Ultimo aggiornamento  28 novembre 2022 23:38

La Moke di James Bond torna (a batteria).

Angelo Berchicci ·

Tra le “Bond car” è forse quella più atipica. Stiamo parlando della Mini Moke guidata dal famoso Agente 007 in alcune scene del film “Vivi e lascia morire” (Live and let die), del 1973. Un’azienda statunitense, la Moke America, ha realizzato una replica della spiaggina utilizzata dall’agente segreto, mossa da un’alimentazione elettrica.

Riprende l'auto di 007

Questa particolare Moke prende il nome di “San Monique Edition”, come la fittizia isola caraibica in cui è ambientato il film, e riprende fedelmente l’estetica della vetturetta guidata da Roger Moore. L’auto è verniciata interamente di bianco, compresi i cerchi, e presenta un tetto pieghevole Bimini, come il tendalino delle barche, a strisce bianche e azzurre.

Al posteriore la copertura della ruota di scorta riporta il nome dell’edizione speciale e il simbolo del microstato di fantasia in cui si svolgono le avventure di James Bond. L’auto, tuttavia, non è una replica fedele dell’originale Mini Moke, in quanto è stata ripensata partendo da un corpo vettura di maggiori dimensioni e un’alimentazione 100% elettrica.

Il minimo indispensabile

La batteria di 12 chilowattora permette un’autonomia massima di 65 chilometri, mentre il motore eroga una potenza di 20 cavalli e 95 newtonmetri di coppia, sufficienti a spingere i 1.050 chili della spiaggina fino a una velocità di 40 chilometri orari.

L’auto può essere ricaricata dalla presa domestica in 8 ore circa. Inoltre, non mancano accessori moderni, come l’impianto audio bluetooth e la retrocamera. Prodotta in un numero limitato di esemplari, la San Monique Edition si aggiunge alle altre repliche elettriche della Mini Moke che l’azienda americana produce dal 2016, offrendo ai clienti possibilità di personalizzazione praticamente infinite. La vetturetta, tuttavia, è disponibile solo per il mercato statunitense.

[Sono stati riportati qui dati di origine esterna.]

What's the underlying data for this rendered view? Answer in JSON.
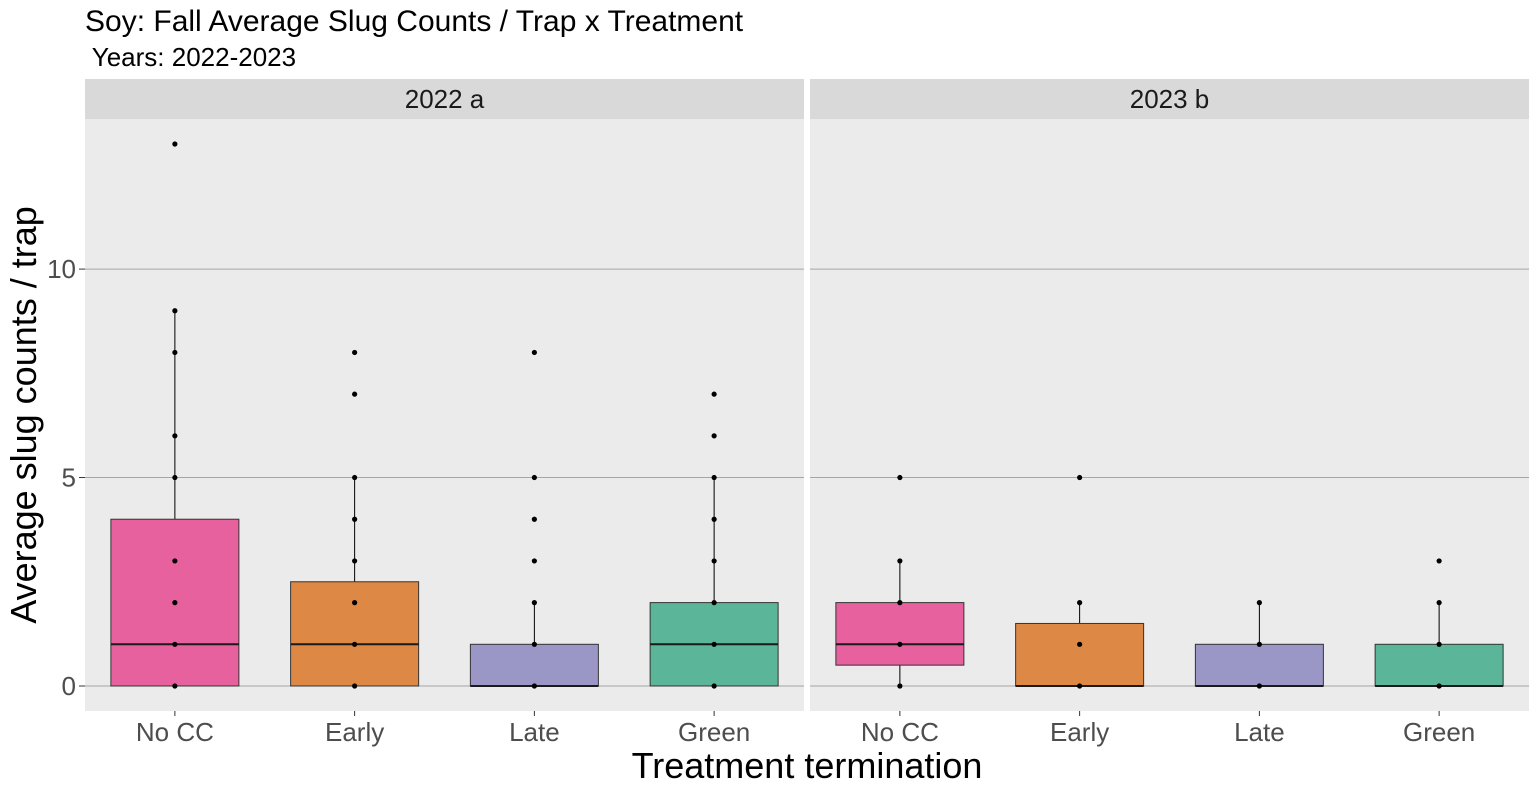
{
  "chart_data": {
    "type": "box",
    "title": "Soy: Fall Average Slug Counts / Trap x Treatment",
    "subtitle": " Years: 2022-2023",
    "xlabel": "Treatment termination",
    "ylabel": "Average slug counts / trap",
    "ylim": [
      -0.6,
      13.6
    ],
    "yticks": [
      0,
      5,
      10
    ],
    "grid": true,
    "categories": [
      "No CC",
      "Early",
      "Late",
      "Green"
    ],
    "colors": [
      "#E7619F",
      "#DE8845",
      "#9A96C6",
      "#5AB599"
    ],
    "panels": [
      {
        "label": "2022 a",
        "boxes": [
          {
            "category": "No CC",
            "q1": 0,
            "median": 1,
            "q3": 4,
            "whisker_low": 0,
            "whisker_high": 9,
            "points": [
              0,
              1,
              2,
              3,
              5,
              6,
              8,
              9,
              13
            ]
          },
          {
            "category": "Early",
            "q1": 0,
            "median": 1,
            "q3": 2.5,
            "whisker_low": 0,
            "whisker_high": 5,
            "points": [
              0,
              1,
              2,
              3,
              4,
              5,
              7,
              8
            ]
          },
          {
            "category": "Late",
            "q1": 0,
            "median": 0,
            "q3": 1,
            "whisker_low": 0,
            "whisker_high": 2,
            "points": [
              0,
              1,
              2,
              3,
              4,
              5,
              8
            ]
          },
          {
            "category": "Green",
            "q1": 0,
            "median": 1,
            "q3": 2,
            "whisker_low": 0,
            "whisker_high": 5,
            "points": [
              0,
              1,
              2,
              3,
              4,
              5,
              6,
              7
            ]
          }
        ]
      },
      {
        "label": "2023 b",
        "boxes": [
          {
            "category": "No CC",
            "q1": 0.5,
            "median": 1,
            "q3": 2,
            "whisker_low": 0,
            "whisker_high": 3,
            "points": [
              0,
              1,
              2,
              3,
              5
            ]
          },
          {
            "category": "Early",
            "q1": 0,
            "median": 0,
            "q3": 1.5,
            "whisker_low": 0,
            "whisker_high": 2,
            "points": [
              0,
              1,
              2,
              5
            ]
          },
          {
            "category": "Late",
            "q1": 0,
            "median": 0,
            "q3": 1,
            "whisker_low": 0,
            "whisker_high": 2,
            "points": [
              0,
              1,
              2
            ]
          },
          {
            "category": "Green",
            "q1": 0,
            "median": 0,
            "q3": 1,
            "whisker_low": 0,
            "whisker_high": 2,
            "points": [
              0,
              1,
              2,
              3
            ]
          }
        ]
      }
    ]
  }
}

Nasce come veicolo militare

La Mini Moke, basata sull’omonima vettura creata da Sir Alec Issigonis, nacque nel 1964 a seguito di una commessa militare. L’esercito britannico chiese infatti alla British Motor Corporation un veicolo leggero paracadutabile, ispirato all’americana Jeep Willys. Le ruote dal diametro ridotto, tuttavia, ne limitavano le capacità in fuoristrada, e la Moke venne ripensata come un veicolo civile, ma destinato a utilizzi lavorativi.

Anche in questa veste la vettura ebbe scarso successo in Gran Bretagna, per via della ridotta capacità di carico e dell’assenza di tetto e portiere, sostituite con elementi in tela, che mal si sposavano con il clima dell’isola. La produzione cessò quindi nel 1968, con sole 1.500 unità vendute delle 15mila prodotte.

Una seconda vita

La Moke, tuttavia, ebbe una seconda vita a partire dal 1966 in Australia, dove ne era iniziata la produzione presso gli stabilimenti BMC di Sydney. Qui la vetturetta conobbe un autentico successo come auto per il tempo libero e lo svago.

Venne ampiamente utilizzata nelle località balneari, nei campi da golf e divenne un oggetto di tendenza, gettonato dai vip in particolare nelle località esotiche (celebre è l’esemplare verde militare guidato da Brigitte Bardot a Saint-Tropez). La produzione in Australia terminò nel 1981 dopo 26mila esemplari realizzati, per poi proseguire fino al 1993 in Portogallo e in Italia, dove era assemblata dalla Cagiva.